Gericht: Oberlandesgericht Hamm
Urteil verkündet am 04.07.2001
Aktenzeichen: 20 U 24/01
Rechtsgebiete: AStB, VVG, ZPO


Vorschriften:

AStB § 1
AStB § 16
AStB § 15 Abs. 2
VVG § 1
VVG § 49
ZPO § 141
ZPO § 91
ZPO § 708 Nr. 10
ZPO § 711
ZPO § 713
Diese Entscheidung enthält keinen zur Veröffentlichung bestimmten Leitsatz.
OBERLANDESGERICHT HAMM IM NAMEN DES VOLKES URTEIL

20 U 24/01 OLG Hamm

Verkündet am 4. Juli 2001

In dem Rechtsstreit

hat der 20. Zivilsenat des Oberlandesgerichts Hamm auf die mündliche Verhandlung vom 4. Juli 2001 durch die Richterin am Oberlandesgericht Brumberg sowie die Richter am Oberlandesgericht Rüther und Meißner

für Recht erkannt:

Tenor:

Die Berufung des Klägers gegen das am 13. November 2000 verkündete Urteil der 8. Zivilkammer des Landgerichts Bielefeld wird zurückgewiesen.

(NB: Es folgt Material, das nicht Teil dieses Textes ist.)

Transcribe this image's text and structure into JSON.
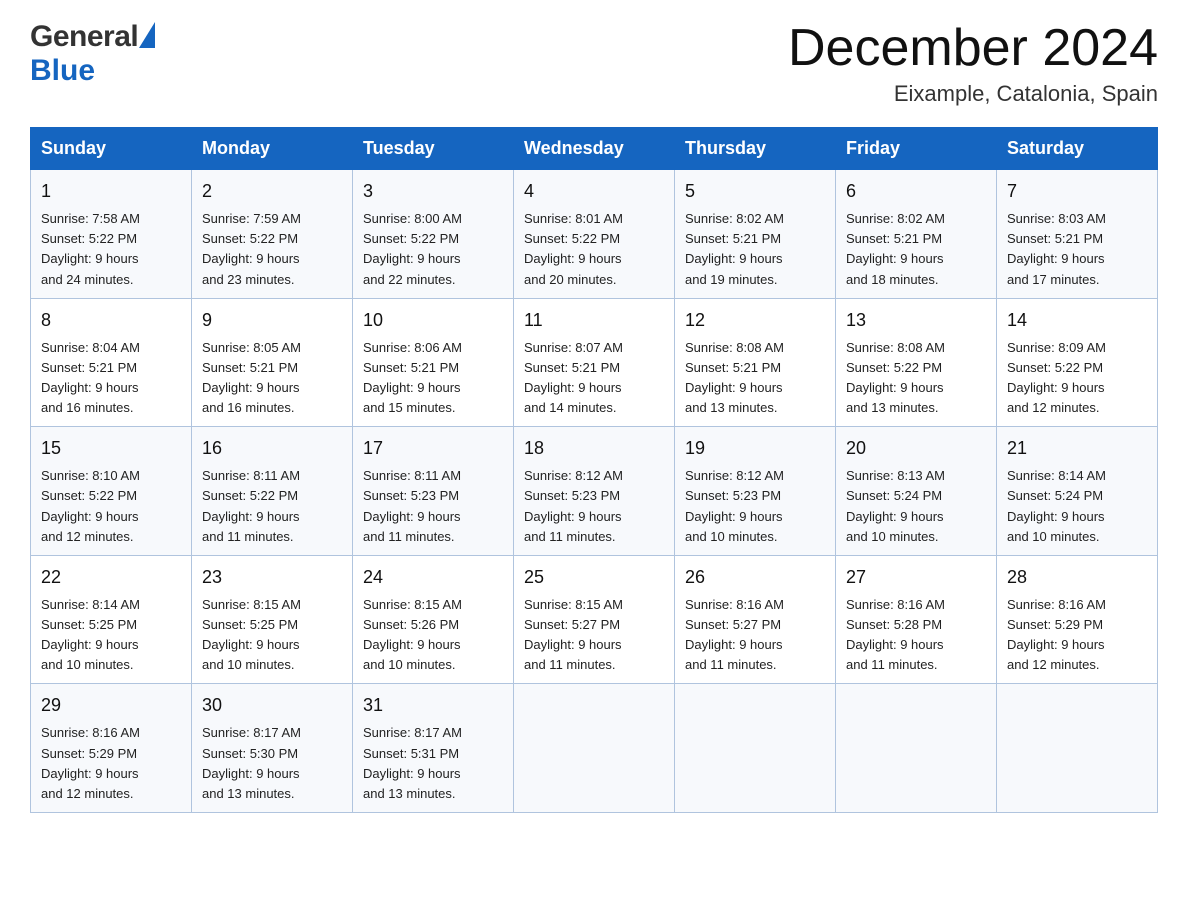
{
  "header": {
    "logo_general": "General",
    "logo_blue": "Blue",
    "month_title": "December 2024",
    "location": "Eixample, Catalonia, Spain"
  },
  "days_of_week": [
    "Sunday",
    "Monday",
    "Tuesday",
    "Wednesday",
    "Thursday",
    "Friday",
    "Saturday"
  ],
  "weeks": [
    [
      {
        "num": "1",
        "sunrise": "7:58 AM",
        "sunset": "5:22 PM",
        "daylight": "9 hours and 24 minutes."
      },
      {
        "num": "2",
        "sunrise": "7:59 AM",
        "sunset": "5:22 PM",
        "daylight": "9 hours and 23 minutes."
      },
      {
        "num": "3",
        "sunrise": "8:00 AM",
        "sunset": "5:22 PM",
        "daylight": "9 hours and 22 minutes."
      },
      {
        "num": "4",
        "sunrise": "8:01 AM",
        "sunset": "5:22 PM",
        "daylight": "9 hours and 20 minutes."
      },
      {
        "num": "5",
        "sunrise": "8:02 AM",
        "sunset": "5:21 PM",
        "daylight": "9 hours and 19 minutes."
      },
      {
        "num": "6",
        "sunrise": "8:02 AM",
        "sunset": "5:21 PM",
        "daylight": "9 hours and 18 minutes."
      },
      {
        "num": "7",
        "sunrise": "8:03 AM",
        "sunset": "5:21 PM",
        "daylight": "9 hours and 17 minutes."
      }
    ],
    [
      {
        "num": "8",
        "sunrise": "8:04 AM",
        "sunset": "5:21 PM",
        "daylight": "9 hours and 16 minutes."
      },
      {
        "num": "9",
        "sunrise": "8:05 AM",
        "sunset": "5:21 PM",
        "daylight": "9 hours and 16 minutes."
      },
      {
        "num": "10",
        "sunrise": "8:06 AM",
        "sunset": "5:21 PM",
        "daylight": "9 hours and 15 minutes."
      },
      {
        "num": "11",
        "sunrise": "8:07 AM",
        "sunset": "5:21 PM",
        "daylight": "9 hours and 14 minutes."
      },
      {
        "num": "12",
        "sunrise": "8:08 AM",
        "sunset": "5:21 PM",
        "daylight": "9 hours and 13 minutes."
      },
      {
        "num": "13",
        "sunrise": "8:08 AM",
        "sunset": "5:22 PM",
        "daylight": "9 hours and 13 minutes."
      },
      {
        "num": "14",
        "sunrise": "8:09 AM",
        "sunset": "5:22 PM",
        "daylight": "9 hours and 12 minutes."
      }
    ],
    [
      {
        "num": "15",
        "sunrise": "8:10 AM",
        "sunset": "5:22 PM",
        "daylight": "9 hours and 12 minutes."
      },
      {
        "num": "16",
        "sunrise": "8:11 AM",
        "sunset": "5:22 PM",
        "daylight": "9 hours and 11 minutes."
      },
      {
        "num": "17",
        "sunrise": "8:11 AM",
        "sunset": "5:23 PM",
        "daylight": "9 hours and 11 minutes."
      },
      {
        "num": "18",
        "sunrise": "8:12 AM",
        "sunset": "5:23 PM",
        "daylight": "9 hours and 11 minutes."
      },
      {
        "num": "19",
        "sunrise": "8:12 AM",
        "sunset": "5:23 PM",
        "daylight": "9 hours and 10 minutes."
      },
      {
        "num": "20",
        "sunrise": "8:13 AM",
        "sunset": "5:24 PM",
        "daylight": "9 hours and 10 minutes."
      },
      {
        "num": "21",
        "sunrise": "8:14 AM",
        "sunset": "5:24 PM",
        "daylight": "9 hours and 10 minutes."
      }
    ],
    [
      {
        "num": "22",
        "sunrise": "8:14 AM",
        "sunset": "5:25 PM",
        "daylight": "9 hours and 10 minutes."
      },
      {
        "num": "23",
        "sunrise": "8:15 AM",
        "sunset": "5:25 PM",
        "daylight": "9 hours and 10 minutes."
      },
      {
        "num": "24",
        "sunrise": "8:15 AM",
        "sunset": "5:26 PM",
        "daylight": "9 hours and 10 minutes."
      },
      {
        "num": "25",
        "sunrise": "8:15 AM",
        "sunset": "5:27 PM",
        "daylight": "9 hours and 11 minutes."
      },
      {
        "num": "26",
        "sunrise": "8:16 AM",
        "sunset": "5:27 PM",
        "daylight": "9 hours and 11 minutes."
      },
      {
        "num": "27",
        "sunrise": "8:16 AM",
        "sunset": "5:28 PM",
        "daylight": "9 hours and 11 minutes."
      },
      {
        "num": "28",
        "sunrise": "8:16 AM",
        "sunset": "5:29 PM",
        "daylight": "9 hours and 12 minutes."
      }
    ],
    [
      {
        "num": "29",
        "sunrise": "8:16 AM",
        "sunset": "5:29 PM",
        "daylight": "9 hours and 12 minutes."
      },
      {
        "num": "30",
        "sunrise": "8:17 AM",
        "sunset": "5:30 PM",
        "daylight": "9 hours and 13 minutes."
      },
      {
        "num": "31",
        "sunrise": "8:17 AM",
        "sunset": "5:31 PM",
        "daylight": "9 hours and 13 minutes."
      },
      null,
      null,
      null,
      null
    ]
  ],
  "labels": {
    "sunrise": "Sunrise:",
    "sunset": "Sunset:",
    "daylight": "Daylight:"
  }
}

Die Kosten der Berufung trägt der Kläger.

Das Urbeil ist vorläufig vollstreckbar.

Entscheidungsgründe:

I.

Der Kläger nimmt die Beklagte aus einer Sturmversicherung -- vereinbart sind die AStB Fassung Dezember 1986 (Bl. 212ff der Akten) -- auf Zahlung einer Entschädigungsleistung in Anspruch.

Er behauptet, am 22./23.01.1995 sei es durch versicherten Sturm im Tanzsaal des versicherten Gebäudes zu einem Dachschaden mit Wassereinbruch gekommen, bei dem neben dem Dach auch der Fußboden (aufgequollenes Parkett) und Wände zu Schaden gekommen seien.

Die Beklagte verweigert Versicherungsschutz. Sie hat den behaupteten Versicherungsfall und die Schadenhöhe bestritten und sich überdies auf Verjährung berufen.

Durch das angefochtene Urteil hat das Landgericht die Klage wegen Verjährung abgewiesen. Hiergegen richtet sich die zulässige Berufung des Klägers.

Die Beklagte macht im Berufungsrechtszug auch Leistungsfreiheit wegen arglistiger Täuschung nach § 15 Abs. 2 AStB geltend, weil der Kläger ihr kommentarlos Handwerkerrechnungen vorgelegt habe, ohne kenntlich zu machen, daß diese nicht nur Reparaturarbeiten zur Beseitigung der behaupteten Sturmschaden enthalten.

II.

Die zulässige Berufung ist unbegründet. Die Beklagte ist dein Kläger nicht nach §§ 1, 49 VVG; 1, 16 AStB zur Entschädigungsleistung verpflichtet.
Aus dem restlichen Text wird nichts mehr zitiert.